By IP, never by user-agent. Verify against the published ranges, OpenAI, Anthropic and Perplexity all publish theirs, and use FCrDNS for Google, Bing and Apple. In my May 2026 study, 4.3% of declared bots failed verification, and 18% of "Googlebot" requests were spoofed.

Do AI crawlers render JavaScript?

In my logs, no. The AI fetchers (ChatGPT-User, Perplexity) requested 0% of JS/CSS/image assets, while Googlebot pulled 60% and Applebot 79%. If your content loads client-side, the AI fetcher never sees it. Server-side HTML is required.

Which AI bot visits a fresh site first?

A user-initiated fetcher, not a bulk crawler. On my newly migrated domain, ChatGPT-User dominated with 352 requests, while OAI-SearchBot and the training crawlers (GPTBot, ClaudeBot) made zero. Early AI visibility comes from a person prompting a chatbot about you, not from a crawl.

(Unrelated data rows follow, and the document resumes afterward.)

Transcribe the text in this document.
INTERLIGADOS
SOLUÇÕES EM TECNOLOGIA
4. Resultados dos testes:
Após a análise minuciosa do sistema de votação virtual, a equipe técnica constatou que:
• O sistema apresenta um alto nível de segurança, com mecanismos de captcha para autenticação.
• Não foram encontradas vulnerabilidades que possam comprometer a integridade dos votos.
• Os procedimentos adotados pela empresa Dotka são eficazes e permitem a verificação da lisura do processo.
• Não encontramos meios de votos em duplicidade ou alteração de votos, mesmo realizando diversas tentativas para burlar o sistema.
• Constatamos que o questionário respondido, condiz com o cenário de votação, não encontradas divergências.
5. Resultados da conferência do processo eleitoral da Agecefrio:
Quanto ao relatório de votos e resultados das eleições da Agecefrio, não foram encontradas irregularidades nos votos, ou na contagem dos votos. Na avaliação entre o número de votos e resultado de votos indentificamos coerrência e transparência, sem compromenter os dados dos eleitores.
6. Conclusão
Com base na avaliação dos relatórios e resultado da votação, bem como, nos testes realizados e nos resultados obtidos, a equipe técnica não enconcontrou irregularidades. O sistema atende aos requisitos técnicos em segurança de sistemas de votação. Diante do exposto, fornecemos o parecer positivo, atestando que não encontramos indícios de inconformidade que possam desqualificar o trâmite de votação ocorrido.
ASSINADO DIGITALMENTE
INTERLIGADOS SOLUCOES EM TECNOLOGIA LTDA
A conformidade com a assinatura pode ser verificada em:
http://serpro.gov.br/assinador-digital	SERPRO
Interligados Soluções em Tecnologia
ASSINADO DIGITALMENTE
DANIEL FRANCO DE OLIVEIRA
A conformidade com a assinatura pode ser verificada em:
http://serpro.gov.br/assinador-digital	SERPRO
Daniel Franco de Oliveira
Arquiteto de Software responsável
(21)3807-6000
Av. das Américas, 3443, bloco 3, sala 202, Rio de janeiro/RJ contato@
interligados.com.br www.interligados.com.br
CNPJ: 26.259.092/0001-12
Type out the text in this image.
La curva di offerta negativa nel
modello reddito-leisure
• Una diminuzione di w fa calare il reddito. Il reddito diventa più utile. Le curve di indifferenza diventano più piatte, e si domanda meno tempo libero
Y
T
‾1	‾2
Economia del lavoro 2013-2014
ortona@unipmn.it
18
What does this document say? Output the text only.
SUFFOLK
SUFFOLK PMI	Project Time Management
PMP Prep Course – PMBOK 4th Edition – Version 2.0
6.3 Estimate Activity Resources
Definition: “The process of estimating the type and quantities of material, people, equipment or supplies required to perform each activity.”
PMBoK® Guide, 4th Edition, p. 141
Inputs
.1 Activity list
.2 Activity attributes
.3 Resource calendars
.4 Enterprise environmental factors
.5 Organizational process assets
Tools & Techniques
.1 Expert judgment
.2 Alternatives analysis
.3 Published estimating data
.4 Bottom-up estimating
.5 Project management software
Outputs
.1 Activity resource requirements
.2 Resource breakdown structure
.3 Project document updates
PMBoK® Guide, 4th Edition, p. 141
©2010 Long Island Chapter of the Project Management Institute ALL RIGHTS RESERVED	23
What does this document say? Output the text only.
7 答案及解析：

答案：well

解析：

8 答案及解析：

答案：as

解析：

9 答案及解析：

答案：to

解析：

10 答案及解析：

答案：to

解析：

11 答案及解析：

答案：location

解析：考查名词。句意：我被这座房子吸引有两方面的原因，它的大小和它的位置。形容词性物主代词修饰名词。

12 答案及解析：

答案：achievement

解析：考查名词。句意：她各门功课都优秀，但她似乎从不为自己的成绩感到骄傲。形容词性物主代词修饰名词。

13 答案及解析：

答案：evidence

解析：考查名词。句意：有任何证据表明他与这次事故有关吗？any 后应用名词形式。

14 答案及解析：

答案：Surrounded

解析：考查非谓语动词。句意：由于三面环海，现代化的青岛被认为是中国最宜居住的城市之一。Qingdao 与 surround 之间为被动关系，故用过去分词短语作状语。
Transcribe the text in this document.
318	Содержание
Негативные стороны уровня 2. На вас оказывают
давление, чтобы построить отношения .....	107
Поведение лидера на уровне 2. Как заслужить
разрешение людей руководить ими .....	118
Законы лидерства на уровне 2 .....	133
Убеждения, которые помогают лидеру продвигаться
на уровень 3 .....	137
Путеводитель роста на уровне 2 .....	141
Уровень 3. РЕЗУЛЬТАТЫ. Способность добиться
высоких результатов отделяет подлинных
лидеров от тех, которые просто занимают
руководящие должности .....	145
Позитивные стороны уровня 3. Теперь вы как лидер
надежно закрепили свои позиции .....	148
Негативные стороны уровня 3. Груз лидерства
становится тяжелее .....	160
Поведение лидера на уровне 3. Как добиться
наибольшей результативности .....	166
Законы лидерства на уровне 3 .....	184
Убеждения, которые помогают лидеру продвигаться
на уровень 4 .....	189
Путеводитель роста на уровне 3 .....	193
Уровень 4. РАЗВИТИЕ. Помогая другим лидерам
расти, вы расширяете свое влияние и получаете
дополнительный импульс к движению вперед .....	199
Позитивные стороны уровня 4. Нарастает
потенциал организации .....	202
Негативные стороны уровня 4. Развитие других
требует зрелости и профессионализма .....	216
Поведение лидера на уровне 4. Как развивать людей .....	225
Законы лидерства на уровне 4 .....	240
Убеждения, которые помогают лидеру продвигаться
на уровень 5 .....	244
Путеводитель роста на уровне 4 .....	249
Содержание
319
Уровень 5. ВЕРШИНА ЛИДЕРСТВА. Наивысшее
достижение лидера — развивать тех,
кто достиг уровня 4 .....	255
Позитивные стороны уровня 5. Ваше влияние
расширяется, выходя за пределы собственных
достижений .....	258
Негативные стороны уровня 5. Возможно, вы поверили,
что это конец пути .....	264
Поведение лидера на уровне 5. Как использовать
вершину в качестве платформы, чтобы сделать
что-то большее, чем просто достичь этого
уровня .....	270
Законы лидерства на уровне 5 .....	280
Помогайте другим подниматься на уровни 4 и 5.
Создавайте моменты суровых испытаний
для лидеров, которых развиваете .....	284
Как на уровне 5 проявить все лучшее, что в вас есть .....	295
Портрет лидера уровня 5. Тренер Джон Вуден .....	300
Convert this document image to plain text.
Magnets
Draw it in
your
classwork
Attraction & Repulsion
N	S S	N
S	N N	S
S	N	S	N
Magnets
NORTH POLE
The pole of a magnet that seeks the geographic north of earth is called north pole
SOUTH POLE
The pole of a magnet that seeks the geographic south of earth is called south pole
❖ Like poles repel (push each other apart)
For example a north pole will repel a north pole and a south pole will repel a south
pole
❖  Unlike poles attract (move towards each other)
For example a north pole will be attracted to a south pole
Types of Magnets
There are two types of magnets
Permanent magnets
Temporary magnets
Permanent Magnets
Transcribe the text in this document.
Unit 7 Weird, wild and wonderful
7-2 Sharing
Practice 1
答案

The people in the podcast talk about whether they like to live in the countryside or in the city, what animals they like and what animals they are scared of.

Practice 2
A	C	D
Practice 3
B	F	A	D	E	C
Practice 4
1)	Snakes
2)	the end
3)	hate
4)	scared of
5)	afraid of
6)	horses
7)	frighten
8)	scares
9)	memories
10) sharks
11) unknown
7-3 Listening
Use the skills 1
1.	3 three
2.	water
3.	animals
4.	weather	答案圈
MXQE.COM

What is a good crawl-to-refer ratio?

Lower means more reciprocal. Google was 3.5:1 on my domain, better than the ~5:1 global baseline. ChatGPT and Apple were effectively infinite: they took pages and sent no one back. Compute yours from your own logs. Published benchmarks like ClaudeBot's ~13,528:1 are network averages, not your reality.

Why did "Claude" look like the biggest AI visitor when it wasn't?

Because 821 of 852 Claude-User requests were my own WordPress MCP server, first-party automation, not visibility crawls. Strip your own automation out before you measure, or you end up counting yourself. Claude's true organic visibility on the domain was zero.

Should I block AI training crawlers in robots.txt?

Make it a deliberate decision, not an inherited empty Disallow:. My test site was wide open and saw zero training-crawler abuse, but also zero protection. Choose your stance on GPTBot, CCBot and Google-Extended consciously when you migrate.